2017 haben Prophecy Productions so viele Bands eingeladen wie seit der Inauguration des Festivals im Jahr 2015 nicht. Neben den „eigenen“ Gruppen fanden noch so hochkarätige Musiker von SÓLSTAFIR, HEXVESSEL und HYPNOPAZUZU den Weg ins Sauerland. Im Programmbuch ist zwischen den Zeilen jedoch zu lesen, dass sich das Festival vielleicht doch etwas übernommen habe. Jedenfalls wird nächstes Jahr eine Pause eingelegt.
Dies macht den Freitag spezieller als er je schon ist.
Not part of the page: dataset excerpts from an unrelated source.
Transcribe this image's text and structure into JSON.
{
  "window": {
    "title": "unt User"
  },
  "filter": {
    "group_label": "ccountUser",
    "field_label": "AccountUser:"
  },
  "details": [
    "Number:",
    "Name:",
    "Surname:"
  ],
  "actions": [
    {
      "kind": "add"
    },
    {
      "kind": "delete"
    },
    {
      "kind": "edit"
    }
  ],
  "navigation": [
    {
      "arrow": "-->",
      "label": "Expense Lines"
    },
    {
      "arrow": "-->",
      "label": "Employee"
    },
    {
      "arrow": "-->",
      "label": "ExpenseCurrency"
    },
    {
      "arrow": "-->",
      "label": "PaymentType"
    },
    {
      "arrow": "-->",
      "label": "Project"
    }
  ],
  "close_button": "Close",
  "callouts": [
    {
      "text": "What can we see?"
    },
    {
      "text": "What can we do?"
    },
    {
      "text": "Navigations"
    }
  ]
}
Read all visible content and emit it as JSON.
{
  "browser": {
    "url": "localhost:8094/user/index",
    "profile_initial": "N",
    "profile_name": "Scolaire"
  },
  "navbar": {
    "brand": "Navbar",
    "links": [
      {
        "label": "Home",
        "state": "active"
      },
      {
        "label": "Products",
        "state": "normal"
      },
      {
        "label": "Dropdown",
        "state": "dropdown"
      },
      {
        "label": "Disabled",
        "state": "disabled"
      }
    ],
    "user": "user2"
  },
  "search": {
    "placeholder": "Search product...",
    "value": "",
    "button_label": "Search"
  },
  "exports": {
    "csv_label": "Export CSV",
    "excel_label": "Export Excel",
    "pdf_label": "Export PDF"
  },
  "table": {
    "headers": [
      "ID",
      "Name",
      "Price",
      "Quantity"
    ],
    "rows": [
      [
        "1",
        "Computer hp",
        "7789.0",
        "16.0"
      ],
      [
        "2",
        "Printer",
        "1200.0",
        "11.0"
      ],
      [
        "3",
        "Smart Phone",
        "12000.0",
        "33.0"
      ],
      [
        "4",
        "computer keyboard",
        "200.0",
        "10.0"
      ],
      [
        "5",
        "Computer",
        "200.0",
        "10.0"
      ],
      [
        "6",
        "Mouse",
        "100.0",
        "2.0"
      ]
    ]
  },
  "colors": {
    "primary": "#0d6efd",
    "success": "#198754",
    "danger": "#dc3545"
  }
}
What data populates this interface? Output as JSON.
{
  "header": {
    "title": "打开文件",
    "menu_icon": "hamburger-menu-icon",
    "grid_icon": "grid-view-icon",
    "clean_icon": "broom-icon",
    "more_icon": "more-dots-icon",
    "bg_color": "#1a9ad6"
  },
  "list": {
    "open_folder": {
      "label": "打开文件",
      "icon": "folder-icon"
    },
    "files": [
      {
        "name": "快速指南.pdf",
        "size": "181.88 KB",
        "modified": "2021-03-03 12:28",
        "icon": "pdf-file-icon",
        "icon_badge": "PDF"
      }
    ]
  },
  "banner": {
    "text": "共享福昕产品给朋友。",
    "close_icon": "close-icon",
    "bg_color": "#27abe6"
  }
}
Schwadorf ist ein altbekannter Künstler der Prophecy-Familie und beim Debüt trat er bereits mit Empyrium in beeindruckender Form auf. 2017 bringt er sein Projekt SUN OF THE SLEEPLESS auf die Bühne, mit tatkräftiger Unterstützung von unter anderem Eviga von Dornenreich. Schwadorf bietet rüstigen Black Metal nordischer Provenienz und zur visuellen Verstärkung brennen zwei mannshohe Fackeln auf der Höhlenbühne. Sun Of The Sleepless spielen Stücke vom neuen Album. Als sie in die Black Metal-Raserei übergehen – ein stehendes Riff spielen und dazu die Drums schmettern – zieht durch die Kulturhöhle ein Geist von Archaik, wie sie den Black Metal in seinen Anfängen auszeichnet.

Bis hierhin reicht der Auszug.